| A celles et ceux qui ont participé ou suivi le mouvement La veille des femmes 8 mars /10 décembre 2004
Le 10 décembre 2003, les Chambres fédérales choisissent de n’élire qu’une seule conseillère fédérale, jetant une lumière crue sur la condition réelle des femmes en Suisse. Passant de la colère à l’action, quelques-unes d’entre elles décident de veiller jour et nuit à proximité du Palais fédéral, du 8 mars au 10 décembre 2004. Au fil de ces neuf mois, elles seront finalement plus de cinq cents à se succéder dans la caravane bleue de la Veille des femmes.
Parmi elles, une fidèle, une permanente : la photographe Hélène Tobler qui les a suivies mois après mois, et dont les images constituent la trame de ce livre.
Le texte du livre tentera de restituer la multiplicité de ce mouvement pas comme les autres.
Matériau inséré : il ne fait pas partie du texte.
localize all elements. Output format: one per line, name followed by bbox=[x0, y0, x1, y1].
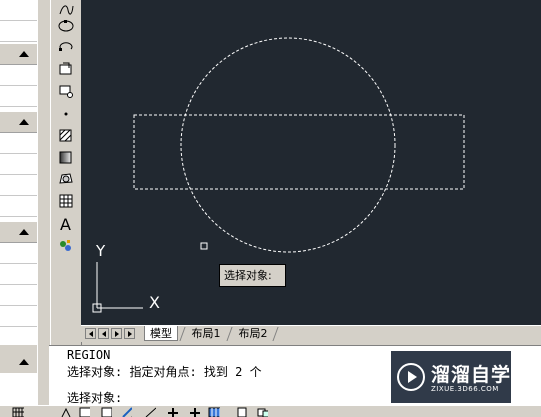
ucs-y-label: Y bbox=[95, 242, 106, 260]
object-snap-icon[interactable] bbox=[120, 407, 132, 417]
cursor-pickbox bbox=[200, 242, 208, 250]
object-snap-tracking-icon[interactable] bbox=[144, 407, 156, 417]
quick-properties-icon[interactable] bbox=[236, 407, 248, 417]
first-tab-button[interactable] bbox=[85, 328, 96, 339]
palette-row[interactable] bbox=[0, 373, 37, 405]
palette-section-header[interactable] bbox=[0, 112, 37, 133]
palette-row[interactable] bbox=[0, 154, 37, 175]
svg-text:A: A bbox=[60, 215, 71, 233]
collapse-arrow-icon bbox=[19, 359, 29, 365]
next-tab-button[interactable] bbox=[111, 328, 122, 339]
hatch-icon[interactable] bbox=[55, 125, 77, 145]
watermark-logo: 溜溜自学 ZIXUE.3D66.COM bbox=[391, 351, 511, 403]
table-icon[interactable] bbox=[55, 191, 77, 211]
selection-cycling-icon[interactable] bbox=[256, 407, 268, 417]
tab-model[interactable]: 模型 bbox=[144, 326, 178, 341]
command-history-line: 选择对象: 指定对角点: 找到 2 个 bbox=[67, 365, 262, 379]
next-arrow-icon bbox=[115, 331, 119, 337]
prev-tab-button[interactable] bbox=[98, 328, 109, 339]
command-line-side bbox=[0, 345, 50, 405]
tab-divider bbox=[179, 327, 186, 341]
ucs-icon bbox=[92, 262, 143, 313]
grid-display-icon[interactable] bbox=[12, 407, 24, 417]
palette-row[interactable] bbox=[0, 86, 37, 107]
make-block-icon[interactable] bbox=[55, 81, 77, 101]
draw-toolbar: A bbox=[50, 0, 82, 345]
gradient-icon[interactable] bbox=[55, 147, 77, 167]
palette-row[interactable] bbox=[0, 175, 37, 196]
palette-row[interactable] bbox=[0, 196, 37, 217]
ucs-x-label: X bbox=[149, 293, 160, 312]
add-selected-icon[interactable] bbox=[55, 235, 77, 255]
palette-row[interactable] bbox=[0, 21, 37, 42]
collapse-arrow-icon bbox=[19, 229, 29, 235]
selection-tooltip: 选择对象: bbox=[219, 264, 286, 287]
point-icon[interactable] bbox=[55, 103, 77, 123]
prev-arrow-icon bbox=[102, 331, 106, 337]
ortho-mode-icon[interactable] bbox=[78, 407, 90, 417]
last-arrow-icon bbox=[128, 331, 132, 337]
collapse-arrow-icon bbox=[19, 51, 29, 57]
palette-row[interactable] bbox=[0, 285, 37, 306]
play-triangle-icon bbox=[408, 371, 417, 383]
tab-divider bbox=[272, 327, 279, 341]
tab-layout2[interactable]: 布局2 bbox=[233, 326, 273, 341]
palette-row[interactable] bbox=[0, 133, 37, 154]
command-history-line: REGION bbox=[67, 348, 111, 362]
palette-section-header[interactable] bbox=[0, 222, 37, 243]
dynamic-ucs-icon[interactable] bbox=[166, 407, 178, 417]
command-prompt[interactable]: 选择对象: bbox=[67, 389, 122, 406]
lineweight-icon[interactable] bbox=[208, 407, 220, 417]
snap-mode-icon[interactable] bbox=[60, 407, 72, 417]
palette-row[interactable] bbox=[0, 264, 37, 285]
palette-row[interactable] bbox=[0, 0, 37, 21]
selected-rectangle[interactable] bbox=[133, 114, 465, 190]
layout-tab-bar: 模型 布局1 布局2 bbox=[81, 325, 541, 342]
palette-row[interactable] bbox=[0, 65, 37, 86]
ellipse-arc-icon[interactable] bbox=[55, 37, 77, 57]
drawing-svg: Y X bbox=[92, 37, 465, 313]
drawing-area[interactable]: Y X bbox=[81, 0, 541, 325]
polar-tracking-icon[interactable] bbox=[100, 407, 112, 417]
play-logo-icon bbox=[397, 363, 425, 391]
status-bar bbox=[0, 405, 541, 417]
palette-section-header[interactable] bbox=[0, 44, 37, 65]
first-arrow-icon bbox=[89, 331, 93, 337]
last-tab-button[interactable] bbox=[124, 328, 135, 339]
collapse-arrow-icon bbox=[19, 119, 29, 125]
region-icon[interactable] bbox=[55, 169, 77, 189]
insert-block-icon[interactable] bbox=[55, 59, 77, 79]
tab-divider bbox=[226, 327, 233, 341]
palette-section-header[interactable] bbox=[0, 351, 37, 374]
multiline-text-icon[interactable]: A bbox=[55, 214, 77, 234]
palette-row[interactable] bbox=[0, 306, 37, 327]
ellipse-icon[interactable] bbox=[55, 16, 77, 36]
watermark-subtitle: ZIXUE.3D66.COM bbox=[431, 385, 499, 393]
selected-circle[interactable] bbox=[180, 37, 396, 253]
autocad-window: A Y X 选择对象: 模型 布局1 布局2 REGION 选择对象: 指定对角… bbox=[0, 0, 541, 417]
properties-palette bbox=[0, 0, 38, 348]
tab-layout1[interactable]: 布局1 bbox=[186, 326, 226, 341]
watermark-title: 溜溜自学 bbox=[431, 364, 512, 386]
palette-scrollbar[interactable] bbox=[37, 0, 50, 345]
palette-row[interactable] bbox=[0, 243, 37, 264]
dynamic-input-icon[interactable] bbox=[188, 407, 200, 417]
Jeunes, moins jeunes, carrément vieilles, travailleuses salariées ou domestiques, alémaniques, romandes, romanches, les femmes suisses dans toute leur diversité se sont retrouvées à la Veille. Certaines font partie d’associations ou de groupements, mais nombre d’entre elles sont venues à titre totalement privé. Chacune avec ses mots affirme l’importance de se sentir partie d’une grande chaîne qui relie les femmes entre elles et au monde tel qu’il va, même s’il ne va pas très bien. Car, résume l’une d’elles dans le livre d’or, « S’engager, partager, c’est le sel de la vie ».